Cooper is made up of two isotopes, Cu-63 (62.9296 amu) and Cu-65 (64.9278 amu). Given Cooper's atomic weight of 63.546. what is the percent abundance of each isotope?
Let's assume that the percent abundance of Cu-63 is x, and the percent abundance of Cu-65 is (1-x) since the total percent abundance is 100%.
The atomic weight can be calculated using the formula:
Atomic weight = (mass of isotope 1 * percent abundance of isotope 1) + (mass of isotope 2 * percent abundance of isotope 2)
63.546 = (62.9296 * x) + (64.9278 * (1-x))
Now, let's solve for x:
63.546 = 62.9296x + 64.9278 - 64.9278x
63.546 - 64.9278 = -1.9982x
-1.3818 = -1.9982x
x = -1.3818 / -1.9982
x ≈ 0.691 or 69.1% (rounded to one decimal place)
Therefore, the percent abundance of Cu-63 is approximately 69.1% and the percent abundance of Cu-65 is approximately 30.9%.
To find the percent abundance of each isotope, we can let x represent the percent abundance of Cu-63 and (100 - x) represent the percent abundance of Cu-65.
The atomic weight of an element is the weighted average of the masses of its isotopes, taking into account their respective abundance.
We can set up the equation as follows:
(x/100) * (62.9296 amu) + ((100 - x)/100) * (64.9278 amu) = 63.546 amu
Simplifying the equation:
(62.9296x + (100 - x) * 64.9278) / 100 = 63.546
Now, solve for x:
62.9296x + 64.9278(100 - x) = 63.546 * 100
62.9296x + 6492.78 - 64.9278x = 6354.6
-1.9982x = -138.18
x = -138.18 / -1.9982
x ≈ 69.15
So, the percent abundance of Cu-63 is approximately 69.15%, and the percent abundance of Cu-65 is approximately (100 - 69.15) = 30.85%.
To determine the percent abundance of each isotope, we need to use the atomic weight and the masses of the isotopes.
Let's assume the abundance of Cu-63 is x and the abundance of Cu-65 is y.
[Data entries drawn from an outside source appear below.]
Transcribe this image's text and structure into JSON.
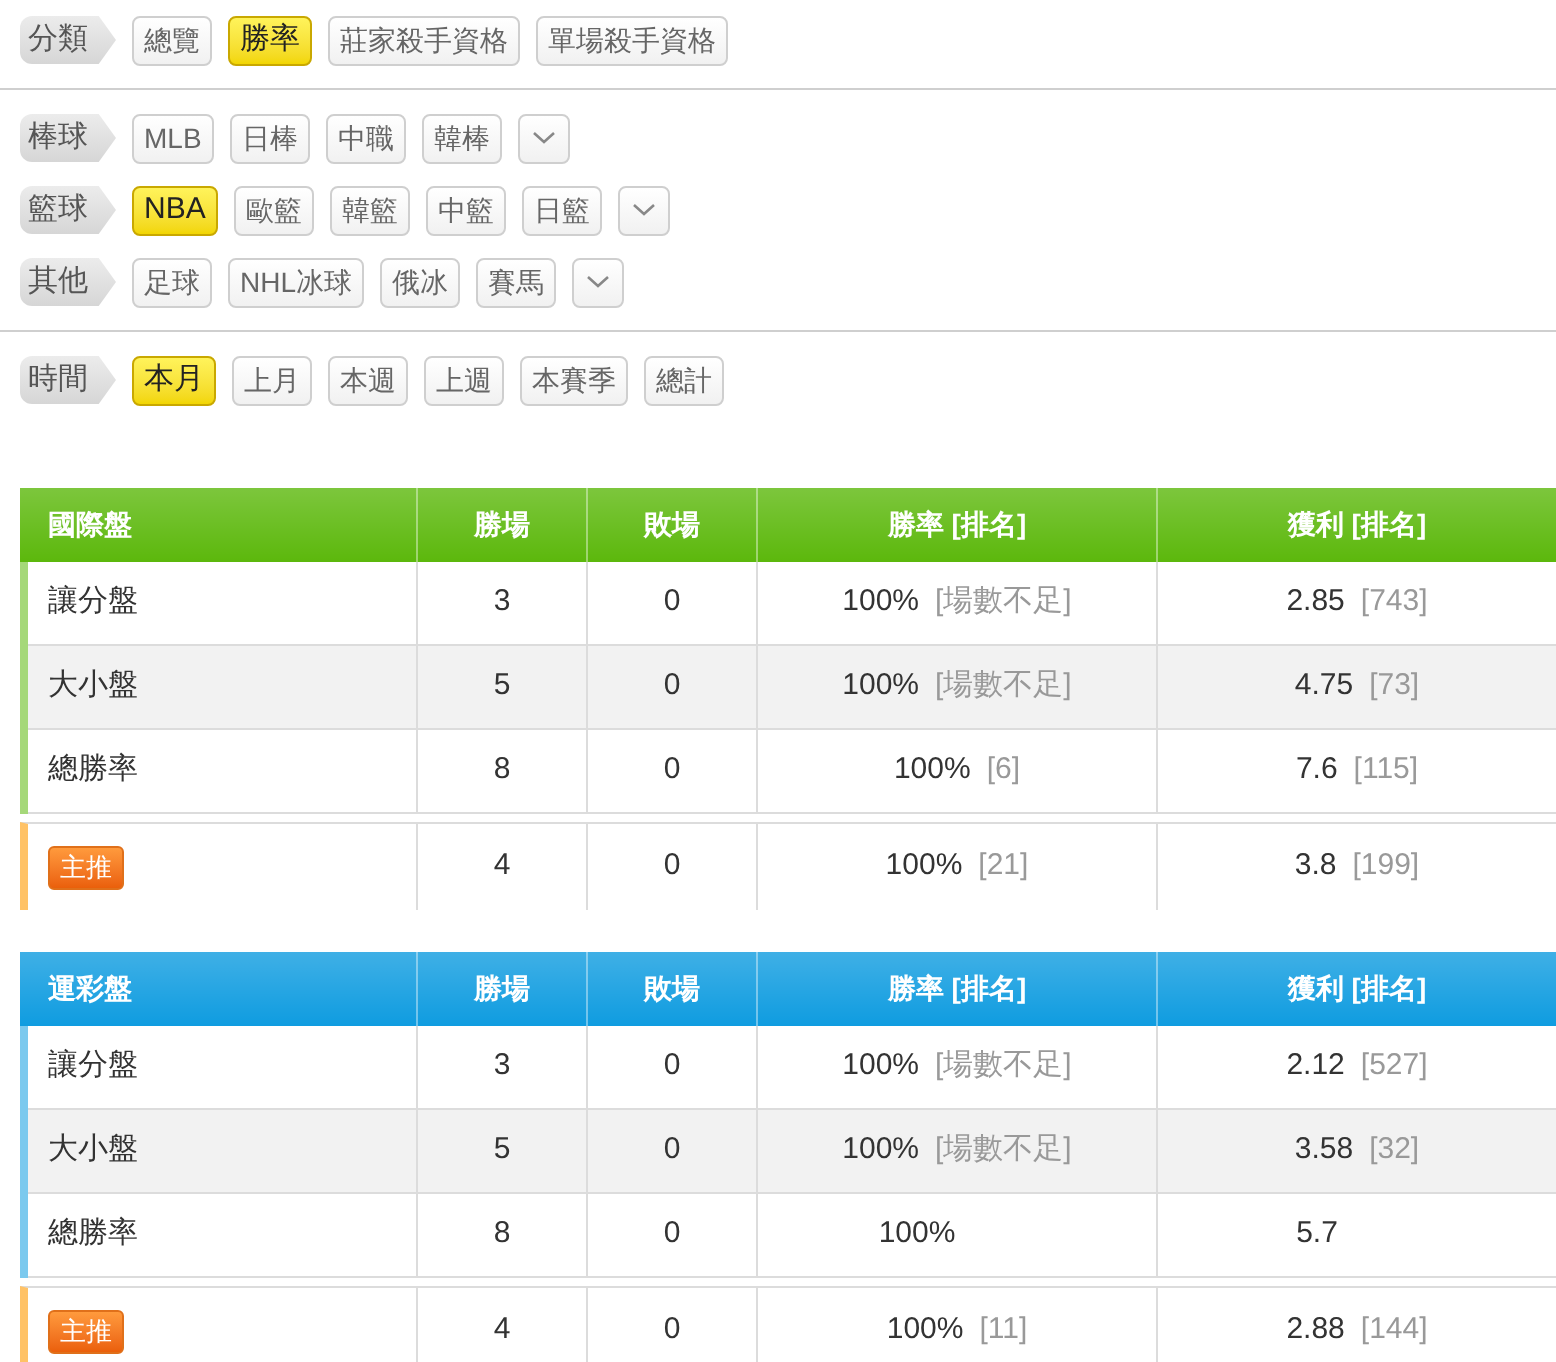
{
  "filter_groups": [
    [
      {
        "label": "分類",
        "options": [
          {
            "label": "總覽",
            "selected": false
          },
          {
            "label": "勝率",
            "selected": true
          },
          {
            "label": "莊家殺手資格",
            "selected": false
          },
          {
            "label": "單場殺手資格",
            "selected": false
          }
        ],
        "dropdown": false
      }
    ],
    [
      {
        "label": "棒球",
        "options": [
          {
            "label": "MLB",
            "selected": false
          },
          {
            "label": "日棒",
            "selected": false
          },
          {
            "label": "中職",
            "selected": false
          },
          {
            "label": "韓棒",
            "selected": false
          }
        ],
        "dropdown": true
      },
      {
        "label": "籃球",
        "options": [
          {
            "label": "NBA",
            "selected": true
          },
          {
            "label": "歐籃",
            "selected": false
          },
          {
            "label": "韓籃",
            "selected": false
          },
          {
            "label": "中籃",
            "selected": false
          },
          {
            "label": "日籃",
            "selected": false
          }
        ],
        "dropdown": true
      },
      {
        "label": "其他",
        "options": [
          {
            "label": "足球",
            "selected": false
          },
          {
            "label": "NHL冰球",
            "selected": false
          },
          {
            "label": "俄冰",
            "selected": false
          },
          {
            "label": "賽馬",
            "selected": false
          }
        ],
        "dropdown": true
      }
    ],
    [
      {
        "label": "時間",
        "options": [
          {
            "label": "本月",
            "selected": true
          },
          {
            "label": "上月",
            "selected": false
          },
          {
            "label": "本週",
            "selected": false
          },
          {
            "label": "上週",
            "selected": false
          },
          {
            "label": "本賽季",
            "selected": false
          },
          {
            "label": "總計",
            "selected": false
          }
        ],
        "dropdown": false
      }
    ]
  ],
  "tables": [
    {
      "title": "國際盤",
      "color": "#5cb80c",
      "columns": [
        "勝場",
        "敗場",
        "勝率 [排名]",
        "獲利 [排名]"
      ],
      "rows": [
        {
          "label": "讓分盤",
          "wins": "3",
          "losses": "0",
          "rate": "100%",
          "rate_rank": "[場數不足]",
          "profit": "2.85",
          "profit_rank": "[743]"
        },
        {
          "label": "大小盤",
          "wins": "5",
          "losses": "0",
          "rate": "100%",
          "rate_rank": "[場數不足]",
          "profit": "4.75",
          "profit_rank": "[73]"
        },
        {
          "label": "總勝率",
          "wins": "8",
          "losses": "0",
          "rate": "100%",
          "rate_rank": "[6]",
          "profit": "7.6",
          "profit_rank": "[115]"
        }
      ],
      "featured": {
        "badge": "主推",
        "wins": "4",
        "losses": "0",
        "rate": "100%",
        "rate_rank": "[21]",
        "profit": "3.8",
        "profit_rank": "[199]"
      }
    },
    {
      "title": "運彩盤",
      "color": "#0f9ce0",
      "columns": [
        "勝場",
        "敗場",
        "勝率 [排名]",
        "獲利 [排名]"
      ],
      "rows": [
        {
          "label": "讓分盤",
          "wins": "3",
          "losses": "0",
          "rate": "100%",
          "rate_rank": "[場數不足]",
          "profit": "2.12",
          "profit_rank": "[527]"
        },
        {
          "label": "大小盤",
          "wins": "5",
          "losses": "0",
          "rate": "100%",
          "rate_rank": "[場數不足]",
          "profit": "3.58",
          "profit_rank": "[32]"
        },
        {
          "label": "總勝率",
          "wins": "8",
          "losses": "0",
          "rate": "100%",
          "profit": "5.7"
        }
      ],
      "featured": {
        "badge": "主推",
        "wins": "4",
        "losses": "0",
        "rate": "100%",
        "rate_rank": "[11]",
        "profit": "2.88",
        "profit_rank": "[144]"
      }
    }
  ]
}
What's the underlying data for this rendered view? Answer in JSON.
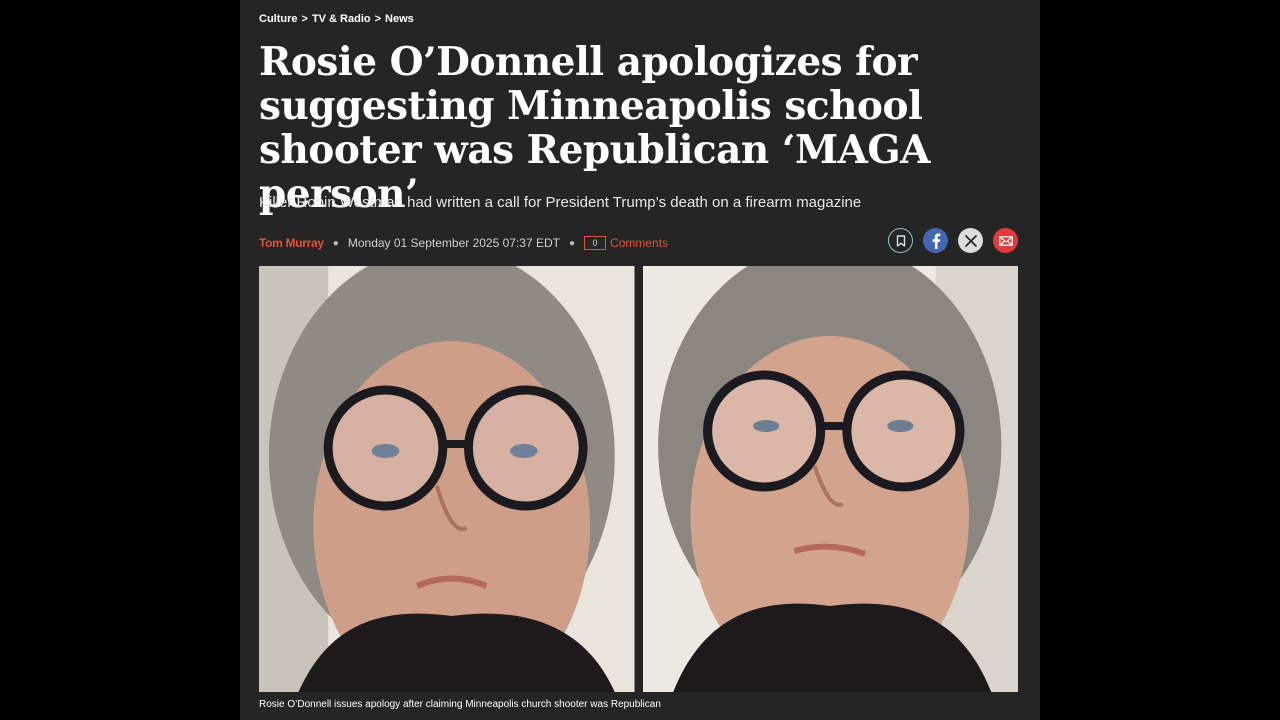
{
  "breadcrumb": {
    "items": [
      "Culture",
      "TV & Radio",
      "News"
    ],
    "separator": ">"
  },
  "headline": "Rosie O’Donnell apologizes for suggesting Minneapolis school shooter was Republican ‘MAGA person’",
  "subheadline": "Killer Robin Westman had written a call for President Trump’s death on a firearm magazine",
  "byline": {
    "author": "Tom Murray",
    "date": "Monday 01 September 2025 07:37 EDT",
    "comment_count": "0",
    "comments_label": "Comments"
  },
  "share": {
    "icons": [
      "bookmark-icon",
      "facebook-icon",
      "x-icon",
      "email-icon"
    ]
  },
  "caption": "Rosie O’Donnell issues apology after claiming Minneapolis church shooter was Republican",
  "colors": {
    "background": "#252525",
    "accent": "#e0533f",
    "facebook": "#4267b2",
    "email": "#e23a3a"
  }
}
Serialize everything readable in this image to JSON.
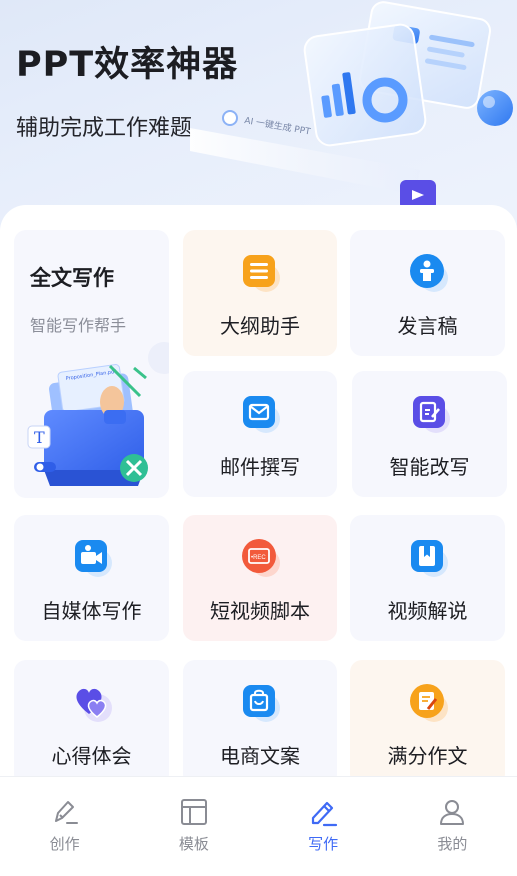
{
  "hero": {
    "title": "PPT效率神器",
    "subtitle": "辅助完成工作难题",
    "chip_text": "AI 一键生成 PPT"
  },
  "feature_card": {
    "title": "全文写作",
    "subtitle": "智能写作帮手",
    "illustration_badge_letter": "T",
    "illustration_file_label": "Proposition_Plan.pdf"
  },
  "tools": [
    {
      "label": "大纲助手",
      "icon": "outline-list-icon",
      "color": "#f7a21b"
    },
    {
      "label": "发言稿",
      "icon": "speaker-podium-icon",
      "color": "#1a8af0"
    },
    {
      "label": "邮件撰写",
      "icon": "mail-icon",
      "color": "#1a8af0"
    },
    {
      "label": "智能改写",
      "icon": "edit-document-icon",
      "color": "#5a4ee6"
    },
    {
      "label": "自媒体写作",
      "icon": "video-camera-icon",
      "color": "#1a8af0"
    },
    {
      "label": "短视频脚本",
      "icon": "rec-video-icon",
      "color": "#f25a3b",
      "rec_text": "•REC"
    },
    {
      "label": "视频解说",
      "icon": "bookmark-book-icon",
      "color": "#1a8af0"
    },
    {
      "label": "心得体会",
      "icon": "hearts-icon",
      "color": "#5a4ee6"
    },
    {
      "label": "电商文案",
      "icon": "shopping-bag-icon",
      "color": "#1a8af0"
    },
    {
      "label": "满分作文",
      "icon": "note-pen-icon",
      "color": "#f7a21b"
    }
  ],
  "tabbar": {
    "items": [
      {
        "label": "创作",
        "icon": "pen-create-icon",
        "active": false
      },
      {
        "label": "模板",
        "icon": "template-layout-icon",
        "active": false
      },
      {
        "label": "写作",
        "icon": "pencil-write-icon",
        "active": true
      },
      {
        "label": "我的",
        "icon": "user-profile-icon",
        "active": false
      }
    ]
  },
  "colors": {
    "accent": "#3f6af5",
    "inactive": "#8a8c94"
  }
}
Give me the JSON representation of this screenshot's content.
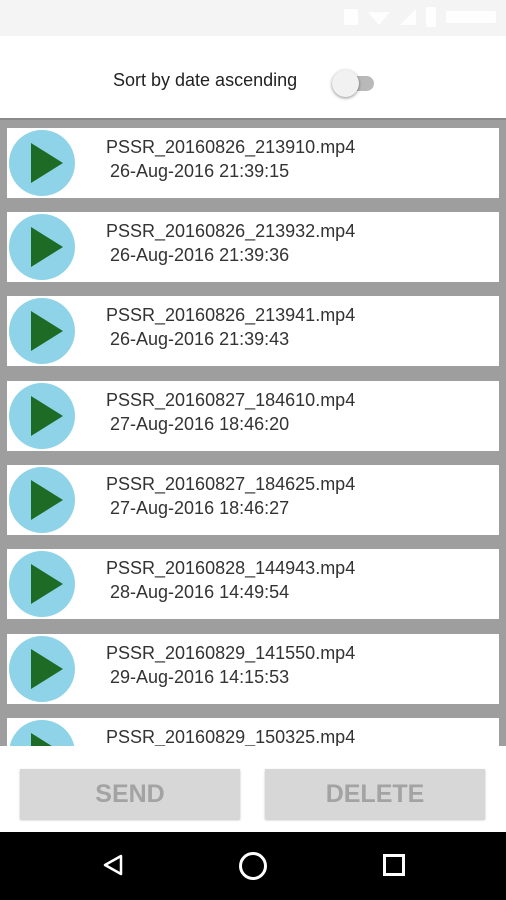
{
  "status_bar": {
    "icons": [
      "notification-icon",
      "wifi-icon",
      "signal-icon",
      "battery-icon"
    ]
  },
  "sort": {
    "label": "Sort by date ascending",
    "enabled": false
  },
  "files": [
    {
      "name": "PSSR_20160826_213910.mp4",
      "date": "26-Aug-2016 21:39:15"
    },
    {
      "name": "PSSR_20160826_213932.mp4",
      "date": "26-Aug-2016 21:39:36"
    },
    {
      "name": "PSSR_20160826_213941.mp4",
      "date": "26-Aug-2016 21:39:43"
    },
    {
      "name": "PSSR_20160827_184610.mp4",
      "date": "27-Aug-2016 18:46:20"
    },
    {
      "name": "PSSR_20160827_184625.mp4",
      "date": "27-Aug-2016 18:46:27"
    },
    {
      "name": "PSSR_20160828_144943.mp4",
      "date": "28-Aug-2016 14:49:54"
    },
    {
      "name": "PSSR_20160829_141550.mp4",
      "date": "29-Aug-2016 14:15:53"
    },
    {
      "name": "PSSR_20160829_150325.mp4",
      "date": ""
    }
  ],
  "actions": {
    "send_label": "SEND",
    "delete_label": "DELETE"
  },
  "colors": {
    "play_circle": "#8fd3e8",
    "play_triangle": "#1e6b26",
    "list_background": "#9e9e9e",
    "button_background": "#d7d7d7",
    "button_text": "#a3a3a3"
  },
  "nav_bar": {
    "icons": [
      "back-icon",
      "home-icon",
      "recents-icon"
    ]
  }
}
The sum of their percentages should be 100%, so we can write the equation:
x + y = 100
Next, we need to consider the atomic weights and masses of the isotopes. The atomic weight is the weighted average of the masses of each isotope, taking into account their relative abundance. We can express this as:
(0.01 * Cu-63 mass) + (0.99 * Cu-65 mass) = atomic weight
(0.01 * 62.9296) + (0.99 * 64.9278) = 63.546
0.629296 + 64.378522 = 63.546
64.007818 = 63.546
Now we can solve the system of equations:
x + y = 100 (Eq. 1)
0.01x + 0.99y = 0.546 (Eq. 2)
To simplify Eq. 2, we can multiply all terms by 100 to remove decimals:
x + 99y = 54.6
Now we can solve this system of equations. Typically, there are various methods to solve it (such as substitution or elimination), but as an AI explanation bot, I will solve it using substitution:
From Eq. 1, we can express x in terms of y:
x = 100 - y
Substituting this into Eq. 2:
100 - y + 99y = 54.6
Combining like terms:
98y = 45.4
Dividing both sides by 98:
y = 0.4636735
Now we can substitute the value of y back into Eq. 1 to find x:
x + 0.4636735 = 100
x = 99.5363265
Therefore, the percent abundance of Cu-63 is approximately 99.54%, and the percent abundance of Cu-65 is approximately 0.46%.